The Latest In Diabetes Care Technology: AI, Big Data And More
 
diabetes care technology

The Latest In Diabetes Care Technology: AI, Big Data And More

Until very recently, India was the diabetes capital of the world. These days, China is, but the International Diabetes Federation still estimates that more than 72 million people were living with diabetes in India in 2017.

Though the numbers are a cause for concern, diabetes care technology has come a long way in recent years in helping people manage the disease. Thanks to advances in wearable technology, big data and artificial intelligence in healthcare, diabetes management has been made far simpler than it used to be.

Monitoring Diabetes in Real Time

Wearable diabetes care technology has perhaps had the most significant impact on the way people manage the condition on a daily basis. For years, glucose monitoring meant multiple finger pricks every day, a process that was not only time-consuming but painful. On top of that, fingerstick blood tests only indicated glucose levels at the time of the test; they couldn't perceive which way a user's glucose was trending.

Continuous glucose monitoring devices and systems have emerged as a popular alternative to the traditional test. For e.g. Abbott's glucose monitoring device is the world's first wearable glucose monitoring sensor. A coin-sized sensor placed on your arm monitors glucose levels all day. The sensor records glucose levels every 15 minutes and keeps an eight-hour log of the results.

Big Data in Patient Care

Conceptually, big data can be difficult to accept — particularly in healthcare, where concerns for privacy are so prominent. But big data — not just large datasets, but the analytical science behind interpreting them — can drive real change in personalized care, says a study published in Frontiers in Medicine.

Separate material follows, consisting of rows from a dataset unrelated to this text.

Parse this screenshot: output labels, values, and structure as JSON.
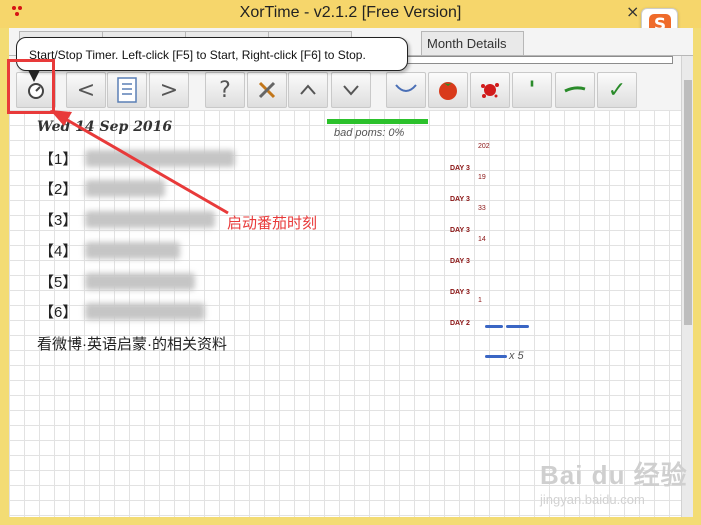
{
  "window": {
    "title": "XorTime - v2.1.2 [Free Version]",
    "close_glyph": "×"
  },
  "ime": {
    "letter": "S"
  },
  "tabs": [
    {
      "label": ""
    },
    {
      "label": ""
    },
    {
      "label": ""
    },
    {
      "label": ""
    },
    {
      "label": "Month Details"
    }
  ],
  "tooltip": {
    "text": "Start/Stop Timer. Left-click [F5] to Start, Right-click [F6] to Stop."
  },
  "toolbar": {
    "buttons": [
      {
        "name": "timer-button",
        "icon": "timer-icon",
        "glyph": ""
      },
      {
        "name": "prev-button",
        "icon": "chevron-left-icon",
        "glyph": "<"
      },
      {
        "name": "list-button",
        "icon": "list-icon",
        "glyph": ""
      },
      {
        "name": "next-button",
        "icon": "chevron-right-icon",
        "glyph": ">"
      },
      {
        "name": "help-button",
        "icon": "question-icon",
        "glyph": "?"
      },
      {
        "name": "settings-button",
        "icon": "tools-icon",
        "glyph": ""
      },
      {
        "name": "up-button",
        "icon": "chevron-up-icon",
        "glyph": "^"
      },
      {
        "name": "down-button",
        "icon": "chevron-down-icon",
        "glyph": "v"
      },
      {
        "name": "short-break-button",
        "icon": "arc-icon",
        "glyph": ""
      },
      {
        "name": "pomodoro-button",
        "icon": "tomato-icon",
        "glyph": ""
      },
      {
        "name": "splat-button",
        "icon": "splat-icon",
        "glyph": ""
      },
      {
        "name": "apostrophe-button",
        "icon": "apostrophe-icon",
        "glyph": "'"
      },
      {
        "name": "dash-button",
        "icon": "dash-icon",
        "glyph": ""
      },
      {
        "name": "done-button",
        "icon": "check-icon",
        "glyph": "✓"
      }
    ]
  },
  "main": {
    "date": "Wed 14 Sep 2016",
    "bad_poms": "bad poms: 0%",
    "tasks": [
      {
        "label": "【1】"
      },
      {
        "label": "【2】"
      },
      {
        "label": "【3】"
      },
      {
        "label": "【4】"
      },
      {
        "label": "【5】"
      },
      {
        "label": "【6】"
      }
    ],
    "note": "看微博·英语启蒙·的相关资料"
  },
  "stats": {
    "rows": [
      {
        "day": "DAY 3",
        "count": "202"
      },
      {
        "day": "DAY 3",
        "count": "19"
      },
      {
        "day": "DAY 3",
        "count": "33"
      },
      {
        "day": "DAY 3",
        "count": "14"
      },
      {
        "day": "DAY 3",
        "count": ""
      },
      {
        "day": "DAY 3",
        "count": "1"
      },
      {
        "day": "DAY 2",
        "count": ""
      }
    ],
    "multiplier": "x 5"
  },
  "annotation": {
    "text": "启动番茄时刻",
    "color": "#e83a3a"
  },
  "watermark": {
    "text": "Bai du 经验",
    "sub": "jingyan.baidu.com"
  },
  "colors": {
    "titlebar": "#f6d66b",
    "accent_green": "#2bc12b",
    "annotation_red": "#e83a3a"
  }
}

In fact, one such startup is dedicated to using big data to improve outcomes for patients with diabetes. Users of the company's diabetes management program share their CGM system data with a database that is able to collect readings from blood glucose meters, blood pressure cuffs and scales. This data, along with other health and lifestyle information, is leveraged to provide personalized and timely care recommendations. The system can also connect a user to a healthcare professional who can answer questions and offer advice in real time.

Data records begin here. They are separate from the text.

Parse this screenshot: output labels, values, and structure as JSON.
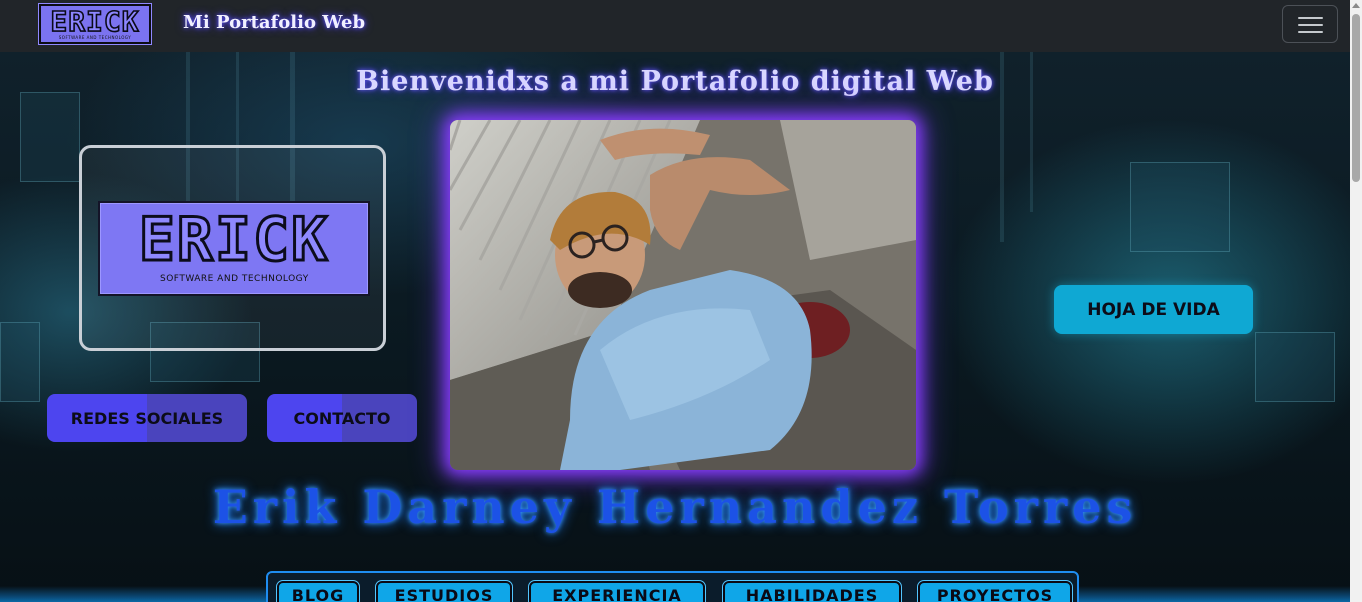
{
  "navbar": {
    "logo_word": "ERICK",
    "logo_tagline": "SOFTWARE AND TECHNOLOGY",
    "brand": "Mi Portafolio Web",
    "menu_icon": "hamburger-icon"
  },
  "hero": {
    "welcome": "Bienvenidxs a mi Portafolio digital Web",
    "logo_word": "ERICK",
    "logo_tagline": "SOFTWARE AND TECHNOLOGY",
    "buttons": {
      "redes": "REDES SOCIALES",
      "contacto": "CONTACTO",
      "hoja": "HOJA DE VIDA"
    },
    "name": "Erik Darney Hernandez Torres"
  },
  "sections": [
    "BLOG",
    "ESTUDIOS",
    "EXPERIENCIA",
    "HABILIDADES",
    "PROYECTOS"
  ],
  "colors": {
    "navbar_bg": "#212529",
    "accent_violet": "#4d45ef",
    "accent_cyan": "#0fa6e8",
    "name_blue": "#1c52e6",
    "photo_glow": "#8a3dff"
  }
}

The Role of AI in Diagnostics

Talk of artificial intelligence in healthcare is often accompanied by fears that machine learning will undermine doctors — or even replace them as the front line of care. In truth, AI systems can only function alongside a human professional who has been trained specifically in their use and understands the limitations of such a system, Diabetic Medicine writes.

Globally, successful efforts, with FDA approvals, are being made create algorithms using AI to screen for diabetic retinopathy. The software scans images of a person's retina and indicates the severity of the patient's retinopathy. If it's mild, the AI notes that the patient should be screened again in 12 months; if the retinopathy is more than mild, it recommends an immediate visit to a specialist. According to the National Institutes of Health, diabetic retinopathy is the most common cause of vision loss for people with diabetes, and it's the most common cause of complete blindness in working-age adults with diabetes.

Doctors at a Hospital in Madurai are currently using an AI algorithm developed by Google and Verily to help quickly and accurately screen for diabetic retinopathy and diabetic macular edema — fluid build-up in the retina, which can lead to diabetic retinopathy — in many of the thousands of people who visit the hospital each day.

We know more than ever before about diabetes. Innovative technology has provided people with real solutions that not only help them manage their condition, but also give them back their lives.